If you want a quick and uncomplicated creatine intake or if you prefer capsules more simply than powder, then capsules are most likely your first choice.

Duration of intake and dosage

There are different intake schedules for the intake of creatine. You can choose between a continuous intake, a cure without a loading phase or a cure with a loading phase.

For long-term use, simply take 3 – 5 g of creatine every day.

If you choose the cure without the loading phase, then you take 3 – 5 g of creatine over a period of time (usually 8 – 12 weeks) and then take a break of approx. 6 – 8 weeks.

For the cure with loading phase, you take 20-25 g of creatine for 5 to 7 days. Then you take 3 – 5 g of creatine for 8 – 12 weeks.

What you ultimately decide depends on you and how you feel most comfortable.


In principle, there are no known intolerances to creatine if the quality of the product is perfect. However, some products, especially powders, can contain lactose.

So if you suffer from lactose intolerance, look for lactose-free products when buying.

As with all other capsules, vegans and vegetarians should make sure that the capsule shell contains gelatin.


Creatine powder is generally available tasteless.

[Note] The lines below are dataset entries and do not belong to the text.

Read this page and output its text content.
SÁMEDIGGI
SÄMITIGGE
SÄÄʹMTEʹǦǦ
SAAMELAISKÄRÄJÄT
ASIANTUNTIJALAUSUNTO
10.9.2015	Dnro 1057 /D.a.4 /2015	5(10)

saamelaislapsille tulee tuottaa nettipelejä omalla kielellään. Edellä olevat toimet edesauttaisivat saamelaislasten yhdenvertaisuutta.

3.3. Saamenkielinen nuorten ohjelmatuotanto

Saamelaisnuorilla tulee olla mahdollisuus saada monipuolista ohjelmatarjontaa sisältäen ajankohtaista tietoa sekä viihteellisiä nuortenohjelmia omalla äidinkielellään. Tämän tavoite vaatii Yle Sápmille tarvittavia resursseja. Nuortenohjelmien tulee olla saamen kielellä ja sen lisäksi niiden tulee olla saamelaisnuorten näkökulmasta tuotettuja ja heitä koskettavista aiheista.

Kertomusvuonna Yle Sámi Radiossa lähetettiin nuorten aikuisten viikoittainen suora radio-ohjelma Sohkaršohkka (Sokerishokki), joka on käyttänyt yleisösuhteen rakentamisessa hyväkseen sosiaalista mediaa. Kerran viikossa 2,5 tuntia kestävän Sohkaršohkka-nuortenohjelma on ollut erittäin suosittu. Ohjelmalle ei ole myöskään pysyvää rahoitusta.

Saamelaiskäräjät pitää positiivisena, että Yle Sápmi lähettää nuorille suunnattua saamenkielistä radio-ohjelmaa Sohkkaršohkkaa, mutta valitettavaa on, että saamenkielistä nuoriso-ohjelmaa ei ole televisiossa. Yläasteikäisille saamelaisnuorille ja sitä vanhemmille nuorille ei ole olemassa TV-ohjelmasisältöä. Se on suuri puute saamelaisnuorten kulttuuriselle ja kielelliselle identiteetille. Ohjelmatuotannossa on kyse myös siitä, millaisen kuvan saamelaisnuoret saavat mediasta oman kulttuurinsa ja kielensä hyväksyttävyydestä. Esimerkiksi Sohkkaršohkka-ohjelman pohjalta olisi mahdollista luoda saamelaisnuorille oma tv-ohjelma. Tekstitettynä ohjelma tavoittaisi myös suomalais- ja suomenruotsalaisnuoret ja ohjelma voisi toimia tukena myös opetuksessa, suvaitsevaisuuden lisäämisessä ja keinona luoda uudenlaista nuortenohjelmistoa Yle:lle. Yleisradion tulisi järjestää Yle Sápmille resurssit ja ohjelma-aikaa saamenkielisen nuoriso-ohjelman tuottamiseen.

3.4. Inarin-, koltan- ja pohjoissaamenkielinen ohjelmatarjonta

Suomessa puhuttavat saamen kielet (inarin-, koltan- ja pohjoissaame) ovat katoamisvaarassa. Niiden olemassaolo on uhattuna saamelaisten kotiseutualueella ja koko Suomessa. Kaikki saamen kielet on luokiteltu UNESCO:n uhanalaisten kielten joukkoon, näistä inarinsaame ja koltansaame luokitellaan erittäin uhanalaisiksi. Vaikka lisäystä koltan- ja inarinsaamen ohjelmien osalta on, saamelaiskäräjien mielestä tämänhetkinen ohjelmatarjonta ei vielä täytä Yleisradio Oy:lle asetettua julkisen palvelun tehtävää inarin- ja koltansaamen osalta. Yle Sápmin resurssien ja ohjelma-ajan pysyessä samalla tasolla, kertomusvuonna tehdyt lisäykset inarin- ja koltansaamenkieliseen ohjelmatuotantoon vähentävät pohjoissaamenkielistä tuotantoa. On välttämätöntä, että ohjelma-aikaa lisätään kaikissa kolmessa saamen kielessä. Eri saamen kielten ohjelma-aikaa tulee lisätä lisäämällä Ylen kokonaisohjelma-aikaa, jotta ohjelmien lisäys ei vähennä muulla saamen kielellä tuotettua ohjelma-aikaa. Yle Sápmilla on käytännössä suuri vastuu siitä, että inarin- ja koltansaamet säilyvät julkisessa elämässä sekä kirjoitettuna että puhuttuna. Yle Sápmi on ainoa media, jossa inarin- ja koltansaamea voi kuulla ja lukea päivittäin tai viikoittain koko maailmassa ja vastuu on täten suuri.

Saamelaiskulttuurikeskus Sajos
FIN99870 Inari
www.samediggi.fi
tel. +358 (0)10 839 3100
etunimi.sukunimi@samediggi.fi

However, some manufacturers also offer the powder in different flavors. This can be a welcome change and it may also taste better than just plain water.

If flavored powder is too expensive for you, you can stir tasteless powder into sweet drinks or juices, such as grape juice.

Facts about Creatine

When will I see the first successes when taking creatine?

You will be able to see the first successes pretty quickly. Because of the creatine, your muscles store water, which then makes your muscles look much more defined and also become stronger.

However, there are also so-called “non-responders” with creatine. In these people, the body’s own creatine level is already so high that a creatine supplement cannot have any effect as it is immediately excreted through the kidneys.

How do I take creatine as a vegan?

Since creatine is only contained in animal products, vegans run the risk of creatine deficiency very quickly. It is worth considering supplementing with creatine here.

When buying a product, make sure that the products are of vegetable origin and do not contain gelatine.